Senate Finance Committee ranking member Ron Wyden, D-Ore., said the Supreme Court's move leaves the Inflation Reduction Act program "on solid ground." He said Democrats are now going to look for "every opportunity to add to the negotiation list." Wyden also said, "A broken clock can be right a couple of times," and added, "I believe this law is going to stand up, and that's what has been reflected by the court's decision."
Narrower Legal Challenges Ahead
Program proponents now expect drugmakers to focus future challenges on narrower issues, such as why Medicare chose a certain product or what counts as a drug eligible for inclusion. AbbVie, for example, claims the government illegally selected Botox for negotiations because it is derived from human plasma, a product type the law expressly shields from inclusion. The White House is reviewing a proposed rule from CMS to formalize its program standards beginning with prices that will go into effect in the third year from now. Drugmakers could challenge the eventual final rule.
New Jersey Rep. Frank Pallone, the top House Energy and Commerce Committee Democrat, said in a statement, "Now it's time to build on the program by negotiating the prices on more drugs sooner and lowering prices for all Americans." Larry Levitt, executive vice president for health policy at the research group KFF, said industry would "no doubt" fight any effort in Congress to apply the program to more drugs at a quicker cadence. He said Medicare can choose up to 20 drugs for negotiations annually beginning in the third year from now. Levitt added, "What I think would raise potentially bigger legal and political fights is trying to extend drug price negotiation to the commercial market." He said, "That would just be a whole different kettle of fish."

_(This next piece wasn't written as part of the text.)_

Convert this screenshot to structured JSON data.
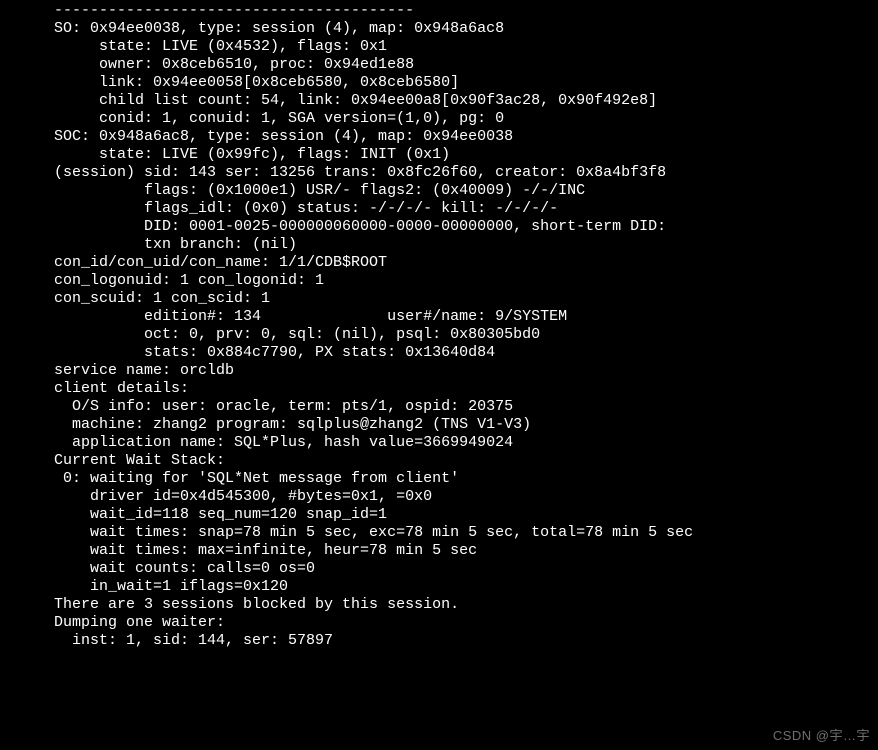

Nicholas Bagley, an administrative and health law expert at the University of Michigan Law School, said the Supreme Court had no reason to intervene because the lower courts were aligned in upholding the program's constitutional legitimacy. Bagley said, "The abstract claim that this is somehow very consequential for the drug industry — that by itself isn't going to be enough." He added that what may have moved the needle for the court would have been if the Trump administration had not taken over the program's defense from the Biden-era Justice Department and instead asked the justices to weigh in. "But," he said, "it didn't."
Why This Matters:
The Supreme Court's decision to leave Medicare drug price negotiations intact preserves a program that fundamentally alters the relationship between government and pharmaceutical innovation. While the estimated savings of $6 billion and $12 billion from the first two rounds appear substantial, they represent government-mandated price controls on products developed through private capital investment and risk-taking. The pharmaceutical industry's concern centers on whether artificially suppressed prices will reduce incentives for research and development of breakthrough therapies. Democrats' stated intention to expand the negotiation list and potentially extend controls to the commercial market raises questions about the future of pharmaceutical innovation and whether government price-setting mechanisms will ultimately reduce the availability of new treatments. The Trump administration's continuation of the program despite Republican opposition to the Inflation Reduction Act suggests the political difficulty of unwinding entitlement expansions once established, even when concerns about market distortion and innovation remain unresolved.